We are looking for a self-driven, software engineering mindset AI SRE engineer to
- Defining and implementing robust architectural patterns for Machine Learning (ML) models, Large Language Models (LLMs), AI agents, computer vision solutions to help drive new shift left activities critical to apply Site Reliability Engineering (SRE) and quality assurance principles within the application design & architecture / Project roadmap that enables resilient outcomes.
- Collaborate closely with PepsiCos Data and AI Architecture team to ensure these patterns align with our Data and AI Strategy and technical standards.
- Apply pre-emptive approach into production minimizing business impact, via SRE-driven orchestration of connecting all components of the ecosystem diagnosing anomalies prior to user & remediating through automation & AI.
This is a critical enabler achieving a high resiliency during operations and also continuously improving through design during the software development lifecycle.
The DPA SRE Principal Engineer is integral part of the global team with its main purpose to provide a delightful customer experience for the user of the global consumer, commercial, supply chain and enablement functions in the PepsiCo digital products application portfolio of 260+ applications, enabling a full SRE Practice incident prevention / proactive resolution model.
The scope of this role is focused on the cloud architecture application full stack development, B2B pepsi connect and Direct to Customer and other S&T roadmap applications.
Ensures that PepsiCo DPA applications service performance, reliability and availability expected by our customers and internal groups.
It requires a blend of technical expertise on SRE tools, modern applications cloud architecture i.e. full stack, IT operations experience, and analytics & influence skills.
Responsibilities- Architectural Pattern Definition: Define platform and model development patterns for ML models, LLMs, and AI agents in collaboration with the Data and AI Architecture team.
- AI Observability: Establish and standardize AI observability patterns for ML, computer vision systems, LLMs, and AI agents to enable robust model monitoring, explainability, and drift detection.

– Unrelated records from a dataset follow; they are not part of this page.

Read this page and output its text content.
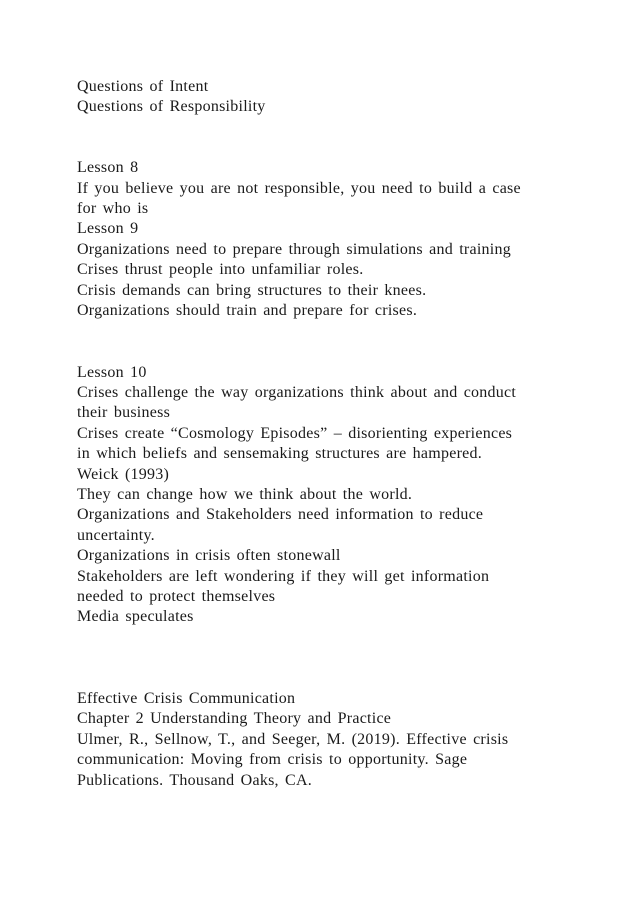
Questions of Intent
Questions of Responsibility
Lesson 8
If you believe you are not responsible, you need to build a case
for who is
Lesson 9
Organizations need to prepare through simulations and training
Crises thrust people into unfamiliar roles.
Crisis demands can bring structures to their knees.
Organizations should train and prepare for crises.
Lesson 10
Crises challenge the way organizations think about and conduct
their business
Crises create “Cosmology Episodes” – disorienting experiences
in which beliefs and sensemaking structures are hampered.
Weick (1993)
They can change how we think about the world.
Organizations and Stakeholders need information to reduce
uncertainty.
Organizations in crisis often stonewall
Stakeholders are left wondering if they will get information
needed to protect themselves
Media speculates
Effective Crisis Communication
Chapter 2 Understanding Theory and Practice
Ulmer, R., Sellnow, T., and Seeger, M. (2019). Effective crisis
communication: Moving from crisis to opportunity. Sage
Publications. Thousand Oaks, CA.
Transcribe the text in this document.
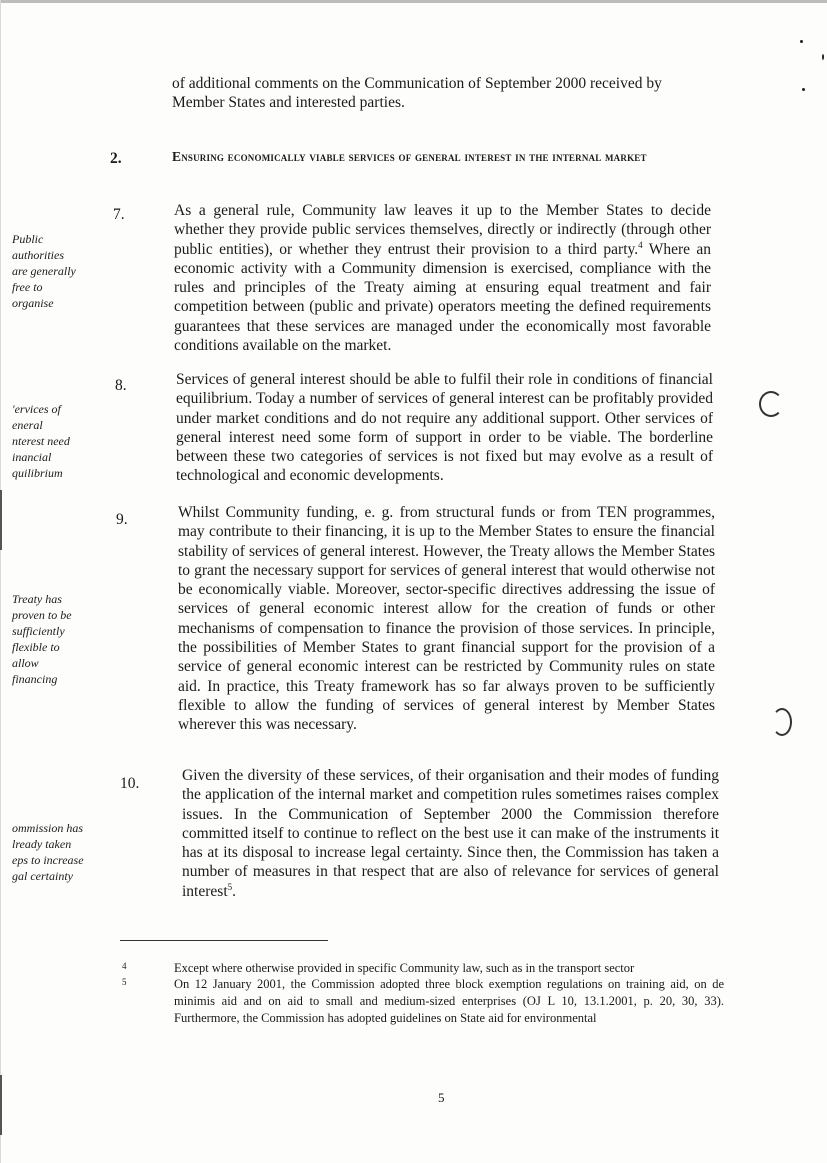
of additional comments on the Communication of September 2000 received by Member States and interested parties.
2.	Ensuring economically viable services of general interest in the internal market
7.	As a general rule, Community law leaves it up to the Member States to decide whether they provide public services themselves, directly or indirectly (through other public entities), or whether they entrust their provision to a third party.$^4$ Where an economic activity with a Community dimension is exercised, compliance with the rules and principles of the Treaty aiming at ensuring equal treatment and fair competition between (public and private) operators meeting the defined requirements guarantees that these services are managed under the economically most favorable conditions available on the market.
Public
authorities
are generally
free to
organise
8.	Services of general interest should be able to fulfil their role in conditions of financial equilibrium. Today a number of services of general interest can be profitably provided under market conditions and do not require any additional support. Other services of general interest need some form of support in order to be viable. The borderline between these two categories of services is not fixed but may evolve as a result of technological and economic developments.
'ervices of
eneral
nterest need
inancial
quilibrium
9.	Whilst Community funding, e. g. from structural funds or from TEN programmes, may contribute to their financing, it is up to the Member States to ensure the financial stability of services of general interest. However, the Treaty allows the Member States to grant the necessary support for services of general interest that would otherwise not be economically viable. Moreover, sector-specific directives addressing the issue of services of general economic interest allow for the creation of funds or other mechanisms of compensation to finance the provision of those services. In principle, the possibilities of Member States to grant financial support for the provision of a service of general economic interest can be restricted by Community rules on state aid. In practice, this Treaty framework has so far always proven to be sufficiently flexible to allow the funding of services of general interest by Member States wherever this was necessary.
Treaty has
proven to be
sufficiently
flexible to
allow
financing
10.	Given the diversity of these services, of their organisation and their modes of funding the application of the internal market and competition rules sometimes raises complex issues. In the Communication of September 2000 the Commission therefore committed itself to continue to reflect on the best use it can make of the instruments it has at its disposal to increase legal certainty. Since then, the Commission has taken a number of measures in that respect that are also of relevance for services of general interest$^5$.
ommission has
lready taken
eps to increase
gal certainty
4	Except where otherwise provided in specific Community law, such as in the transport sector
5	On 12 January 2001, the Commission adopted three block exemption regulations on training aid, on de minimis aid and on aid to small and medium-sized enterprises (OJ L 10, 13.1.2001, p. 20, 30, 33). Furthermore, the Commission has adopted guidelines on State aid for environmental
5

- Cross-Functional Collaboration: Engage with cross-functional teams (data science, engineering, operations, etc.) to standardize AI architecture practices and patterns across the enterprise.
- Enterprise Alignment: Work closely with the Enterprise Architecture (EA) group to align AI/ML architecture patterns with PepsiCo's broader IT strategy and standards.
- Technology Evaluation: Evaluate and recommend AI/ML frameworks, platforms, and tools to ensure best-in-class solutions are utilized within PepsiCo's AI ecosystem.
- Scalability & Reliability: Ensure AI solutions are scalable, reliable, secure, and high-performing across cloud environments (Azure AWS and GCP), following cloud-native architecture best practices.
- Innovation & Strategy: Stay up to date with emerging AI/ML trends and technologies, and provide strategic technical direction for future AI initiatives and capabilities.
- Ensure ecosystem availability and performance in production environments, Pro-actively preventing P1, P2, potential P3s.
- Engage & influence product and engineering teams during the design and development phases to embed reliability and operability into new services defining & enforce events, logging, monitoring, and observability standards across applications.
- Work closely with customer-facing support teams to empower them with SRE insights and tooling.
- Observe, diagnose & improve the end-2-end ecosystem performance of the Modern architected application portfolio i.e. technical “understanding of interactions" of a full stack application alongside with peer SRE team member.
- Continuously optimize the L2/support operations work via AI and Agentic flows.
- Be the key architect for the AI flavor and use cases in SRE orchestration platform design with inputs from Production Operations, Business usage & Product and engineering teams.
- Actively engage and drive AI Ops adoption across teams
- Education: Masters or Ph.D. in Computer Science, AI/ML, or a related field.
- Experience: 12+ years of experience in AI/ML architecture, data science, with a focus on designing and deploying enterprise-scale AI solutions.
- Cloud Expertise: Strong expertise in Azure and AWS AI/ML services and cloud-native architectures for machine learning.
- Advanced AI Technologies: Hands-on experience with LLMs, AI agents, Machine Learning Operations (MLOps) pipelines
- AI Observability: Deep knowledge of AI observability (model monitoring, explainability, and drift detection) to ensure models remain trustworthy and effective over time.
- Programming & Frameworks: Strong programming skills in Python and experience with AI/ML frameworks such as TensorFlow, PyTorch, or similar libraries.
- Collaboration: Ability to collaborate effectively with data engineers, data scientists/AI scientists, and IT leadership to drive AI initiatives forward.
- Governance & Compliance: Solid understanding of enterprise AI governance, security best practices, and compliance requirements (data privacy, model ethics, etc.).
- Experience with popular AI frameworks like langchain, langgraph, crewai
- Knowledge of AI ethics and responsible AI practices.
- Strong communication skills with the ability to explain complex technical concepts to non-technical stakeholders.